Where the lawyers might have started.
No I'm not a lawyer, but I think I have a feel for the law (and not just because I've successfully defended myself in court, I just always tend to take narrow legal view of things, which has its drawbacks I can assure you. I thoroughly appreciated Lord Hutton's report, which was dry as dust really; not, I think, because the outcome suited me, but because it was so careful and precise. Hutton's errors are there for anyone to find as a consequence of this, though I would consider them negligible).
Mark Steyn's not a lawyer either, and I think he's just too rounded a person to be a legal sort. He can hobnob and talk morality too, and get on with backwoodsmen as well, apparently, as he shmoozes with the high and mighty. But I think that he appreciates the kind of solid framework on which justice is founded.
His take on the Schiavo affair is not arrogant, assuming he knows better than the courts, but he zeros in effortlessly on areas that could have founded a simple and effective case for Terri.
'There seems to be a genuine dispute about her condition -- between those on her husband's side, who say she has ''no consciousness,'' and those on her parents' side, who say she is capable of basic, childlike reactions. If the latter are correct, ending her life is an act of murder. If the former are correct, what difference does it make? If she feels nothing -- if there's no there there -- she has no misery to be put out of. That being so, why not err in favor of the non-irreversible option?'
'Michael Schiavo took a vow to be faithful in sickness and in health, forsaking all others till death do them part. He's forsaken his wife and been unfaithful to her: She is, de facto, his ex-wife, yet, de jure, he appears to have the right to order her execution. This is preposterous. Suppose his current common-law partner were to fall victim to a disabling accident. Would he also be able to have her terminated? Can he exercise his spousal rights polygamously? The legal deference to Mr. Schiavo's position, to his rights overriding her parents', is at odds with reality.'
'it behooves us to maintain a certain modesty about presuming to speak for others -- even those we know well. Example: ''Driving down there, I remember distinctly thinking that Chris would rather not live than be in this condition.'' That's Barbara Johnson recalling the 1995 accident of her son Christopher Reeve. Her instinct was to pull the plug; his was to live.'
The tragedy is, I think, that we don't have people who speak as simply yet as eloquently as Mark Steyn in positions where they can uphold justice; they're too rounded to fit into the system, preferring maverick roles with some kind of sex appeal (Steyn would laugh, I think, but it is the case that columnists are sexier than lawyers). Then again, the notion of 'due process' which I hear bandied around in all sorts of contexts (take note, BBC), strikes me as little more than playing the system, which doesn't appeal to narrow types like me who prefer the idea that 'due process' refers back to a common pool of experience and wisdom too wide and too rich to make justice a matter of legalism.

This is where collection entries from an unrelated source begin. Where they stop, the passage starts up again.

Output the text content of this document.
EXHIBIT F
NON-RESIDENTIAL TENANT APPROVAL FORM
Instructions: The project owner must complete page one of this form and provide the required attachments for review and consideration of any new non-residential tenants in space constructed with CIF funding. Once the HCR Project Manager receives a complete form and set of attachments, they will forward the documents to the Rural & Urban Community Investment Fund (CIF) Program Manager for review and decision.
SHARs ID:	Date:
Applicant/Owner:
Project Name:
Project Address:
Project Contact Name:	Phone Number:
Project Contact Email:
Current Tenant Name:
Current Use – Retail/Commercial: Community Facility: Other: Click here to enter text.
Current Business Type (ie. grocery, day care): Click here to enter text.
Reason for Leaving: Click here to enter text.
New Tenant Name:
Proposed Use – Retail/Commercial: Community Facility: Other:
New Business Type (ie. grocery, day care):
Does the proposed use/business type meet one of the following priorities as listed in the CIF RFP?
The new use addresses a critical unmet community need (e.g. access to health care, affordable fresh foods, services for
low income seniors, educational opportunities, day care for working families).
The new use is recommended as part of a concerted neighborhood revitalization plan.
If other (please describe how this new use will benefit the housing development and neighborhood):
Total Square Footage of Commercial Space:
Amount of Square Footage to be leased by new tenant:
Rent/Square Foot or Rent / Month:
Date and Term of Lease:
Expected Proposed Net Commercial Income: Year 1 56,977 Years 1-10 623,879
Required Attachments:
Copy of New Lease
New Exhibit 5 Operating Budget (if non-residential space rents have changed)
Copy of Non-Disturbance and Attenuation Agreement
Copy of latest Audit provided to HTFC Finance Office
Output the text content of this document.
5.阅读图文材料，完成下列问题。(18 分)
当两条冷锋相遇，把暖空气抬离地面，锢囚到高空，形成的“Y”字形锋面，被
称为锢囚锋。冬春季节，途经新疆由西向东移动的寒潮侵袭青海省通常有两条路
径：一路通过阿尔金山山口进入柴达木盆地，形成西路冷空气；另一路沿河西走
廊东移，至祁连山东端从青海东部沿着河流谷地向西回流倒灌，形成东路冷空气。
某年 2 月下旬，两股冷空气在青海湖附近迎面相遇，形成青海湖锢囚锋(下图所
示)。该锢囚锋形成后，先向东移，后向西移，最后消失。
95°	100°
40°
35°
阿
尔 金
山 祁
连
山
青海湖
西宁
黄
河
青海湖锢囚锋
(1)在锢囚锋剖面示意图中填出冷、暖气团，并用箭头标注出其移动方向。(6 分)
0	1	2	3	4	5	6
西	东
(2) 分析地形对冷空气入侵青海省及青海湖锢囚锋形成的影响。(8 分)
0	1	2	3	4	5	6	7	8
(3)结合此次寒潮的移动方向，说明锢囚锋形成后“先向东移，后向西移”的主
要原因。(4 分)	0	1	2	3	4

The Law really is in the news at the moment, and what's interesting is that the Left, having lost so many battles in the court of public opinion, are deciding to put their undoubted (by themselves) superior intelligence quotient to the test in the narrower arenas of the legal profession. Steyn also has things to say about this (at least, in one instance of it).
At bottom though the reason Leftists run to their mamma courtroom is that they know they have the energy to bore other people into the ground. The trick will be if the Right, in which I would claim a small demesne, has the energy to counteract the overwhelming will to self-justify and express their sacred POV which motivates their opponents.